Here's a couple of pics I took on my walk in the park today...


----------



## Ina (May 9, 2014)

Lovely Sea. When I'm able to walk around and see such wildlife, I know how truly rich I am. :wave:


----------



## SeaBreeze (May 18, 2014)

*Today's walk*


----------



## Kaya (May 18, 2014)

Wish I lived near your park!


----------



## SeaBreeze (May 18, 2014)

I love the wildlife in the area, here's a pear thief behind my back fence several years ago.


----------



## Kaya (May 18, 2014)

What state do you live in, if I may ask? It sure is pretty.

I used to go on long walks with my dogs, but can't do it any more.

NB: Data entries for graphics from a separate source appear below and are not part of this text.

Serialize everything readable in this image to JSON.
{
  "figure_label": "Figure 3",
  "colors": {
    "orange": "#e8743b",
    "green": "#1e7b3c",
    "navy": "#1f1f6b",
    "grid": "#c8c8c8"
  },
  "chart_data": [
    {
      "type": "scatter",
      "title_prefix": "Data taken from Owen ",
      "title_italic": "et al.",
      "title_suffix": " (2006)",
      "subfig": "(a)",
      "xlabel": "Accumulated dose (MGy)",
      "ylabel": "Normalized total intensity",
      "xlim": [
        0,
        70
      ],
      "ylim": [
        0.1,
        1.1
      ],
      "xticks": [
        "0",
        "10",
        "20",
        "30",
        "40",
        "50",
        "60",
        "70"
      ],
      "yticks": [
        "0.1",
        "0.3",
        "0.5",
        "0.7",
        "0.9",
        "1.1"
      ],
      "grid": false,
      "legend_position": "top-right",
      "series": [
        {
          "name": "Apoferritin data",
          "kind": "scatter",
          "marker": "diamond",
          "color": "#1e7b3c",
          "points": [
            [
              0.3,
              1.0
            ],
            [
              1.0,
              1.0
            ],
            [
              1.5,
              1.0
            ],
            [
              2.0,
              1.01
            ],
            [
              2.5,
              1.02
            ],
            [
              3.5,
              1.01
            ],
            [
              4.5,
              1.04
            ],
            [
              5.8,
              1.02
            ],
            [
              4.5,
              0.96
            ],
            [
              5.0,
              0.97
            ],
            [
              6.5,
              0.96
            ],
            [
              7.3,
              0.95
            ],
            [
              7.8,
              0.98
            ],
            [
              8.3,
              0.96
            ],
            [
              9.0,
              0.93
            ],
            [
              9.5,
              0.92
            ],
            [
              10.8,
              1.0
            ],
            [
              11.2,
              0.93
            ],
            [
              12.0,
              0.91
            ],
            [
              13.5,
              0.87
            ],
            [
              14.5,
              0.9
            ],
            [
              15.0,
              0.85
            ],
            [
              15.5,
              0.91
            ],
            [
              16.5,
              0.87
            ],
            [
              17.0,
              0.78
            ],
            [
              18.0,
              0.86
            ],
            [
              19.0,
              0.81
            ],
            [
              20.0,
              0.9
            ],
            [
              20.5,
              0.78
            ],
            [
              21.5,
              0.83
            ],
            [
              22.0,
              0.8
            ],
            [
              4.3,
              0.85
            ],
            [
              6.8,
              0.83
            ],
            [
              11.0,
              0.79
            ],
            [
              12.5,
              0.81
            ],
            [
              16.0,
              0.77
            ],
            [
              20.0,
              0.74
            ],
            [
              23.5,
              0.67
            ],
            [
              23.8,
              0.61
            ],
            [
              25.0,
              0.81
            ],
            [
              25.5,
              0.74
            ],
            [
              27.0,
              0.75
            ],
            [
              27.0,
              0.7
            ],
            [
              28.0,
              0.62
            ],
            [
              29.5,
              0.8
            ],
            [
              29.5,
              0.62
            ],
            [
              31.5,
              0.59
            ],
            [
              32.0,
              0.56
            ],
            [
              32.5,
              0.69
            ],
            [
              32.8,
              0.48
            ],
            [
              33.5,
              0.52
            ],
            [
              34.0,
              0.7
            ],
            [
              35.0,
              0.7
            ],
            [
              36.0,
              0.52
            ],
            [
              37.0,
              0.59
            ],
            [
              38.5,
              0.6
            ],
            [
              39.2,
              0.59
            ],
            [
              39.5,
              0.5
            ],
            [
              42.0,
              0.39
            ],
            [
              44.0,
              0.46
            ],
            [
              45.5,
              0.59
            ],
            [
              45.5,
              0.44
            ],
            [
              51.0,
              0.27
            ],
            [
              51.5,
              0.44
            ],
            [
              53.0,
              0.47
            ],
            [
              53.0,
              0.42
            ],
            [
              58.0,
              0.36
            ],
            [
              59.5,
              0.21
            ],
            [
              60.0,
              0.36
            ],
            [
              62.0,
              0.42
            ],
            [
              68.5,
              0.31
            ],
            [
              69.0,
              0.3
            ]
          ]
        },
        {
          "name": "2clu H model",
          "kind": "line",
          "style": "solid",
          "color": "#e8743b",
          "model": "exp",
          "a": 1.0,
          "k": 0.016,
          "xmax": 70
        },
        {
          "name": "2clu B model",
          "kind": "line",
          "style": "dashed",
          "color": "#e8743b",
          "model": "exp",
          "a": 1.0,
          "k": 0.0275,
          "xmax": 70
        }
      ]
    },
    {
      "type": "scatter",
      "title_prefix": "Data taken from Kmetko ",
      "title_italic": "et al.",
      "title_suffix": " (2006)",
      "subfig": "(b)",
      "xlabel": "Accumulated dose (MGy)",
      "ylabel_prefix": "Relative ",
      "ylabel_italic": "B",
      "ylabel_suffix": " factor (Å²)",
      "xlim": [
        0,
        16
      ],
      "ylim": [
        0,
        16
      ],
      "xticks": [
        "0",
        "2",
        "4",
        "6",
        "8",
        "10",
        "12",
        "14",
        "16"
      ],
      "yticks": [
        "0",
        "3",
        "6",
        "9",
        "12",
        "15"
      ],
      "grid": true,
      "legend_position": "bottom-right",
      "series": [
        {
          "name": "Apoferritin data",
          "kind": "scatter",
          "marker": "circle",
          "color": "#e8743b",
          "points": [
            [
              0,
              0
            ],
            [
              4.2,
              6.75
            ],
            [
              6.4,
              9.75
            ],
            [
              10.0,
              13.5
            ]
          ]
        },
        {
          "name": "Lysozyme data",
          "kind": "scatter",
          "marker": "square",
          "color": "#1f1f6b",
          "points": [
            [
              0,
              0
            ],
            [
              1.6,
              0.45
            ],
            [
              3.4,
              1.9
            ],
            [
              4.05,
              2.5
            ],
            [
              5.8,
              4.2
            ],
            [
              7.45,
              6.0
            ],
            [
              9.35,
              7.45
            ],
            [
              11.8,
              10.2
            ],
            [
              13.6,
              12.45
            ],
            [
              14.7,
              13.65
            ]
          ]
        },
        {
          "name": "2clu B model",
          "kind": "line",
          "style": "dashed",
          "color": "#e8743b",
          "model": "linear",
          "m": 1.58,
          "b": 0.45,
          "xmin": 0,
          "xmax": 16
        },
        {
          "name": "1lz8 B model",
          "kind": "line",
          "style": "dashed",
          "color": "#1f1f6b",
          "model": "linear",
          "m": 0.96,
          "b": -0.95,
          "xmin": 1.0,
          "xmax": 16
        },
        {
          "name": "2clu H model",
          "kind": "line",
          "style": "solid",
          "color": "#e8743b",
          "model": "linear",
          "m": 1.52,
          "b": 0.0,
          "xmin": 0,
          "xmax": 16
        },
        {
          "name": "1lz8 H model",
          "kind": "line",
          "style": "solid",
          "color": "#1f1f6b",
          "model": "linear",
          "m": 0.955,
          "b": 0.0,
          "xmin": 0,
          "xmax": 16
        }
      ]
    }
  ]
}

Hip gives out.


----------



## SeaBreeze (May 18, 2014)

We live in Colorado, and love it here.  Will take some photos on our upcoming camping trip, but a lot of similar ones are already here in my photo albums.  We had a beautiful moose come us close to our camper once and hang out for a good long time, and the weather way schnizzling (rain/snow mix)...my pictures came out too bad to even share.  I have a small pocket camera, buy many times it operator error, lol.   Sorry to hear you're having hip problems, I'm doing good in that department so far (knock on wood).


----------



## Kaya (May 18, 2014)

I have some good friends that live near Cortez. 

I am hoping my hip doesn't keep doing this, but I know I can't walk to where I want to walk, which is down by the bay.


----------



## Harley (May 24, 2014)

great pics...


----------



## Meanderer (May 24, 2014)

SeaBreeze said:


> I love the wildlife in the area, here's a pear thief behind my back fence several years ago.
> 
> View attachment 6774


.

He was probably on the job.


----------



## Raven (May 24, 2014)

You have a great park to walk in SeaBreeze and the pictures are a joy to see.


----------



## Raven (May 24, 2014)

Meanderer, I loved your ad for Buck Bartlett Pears.


----------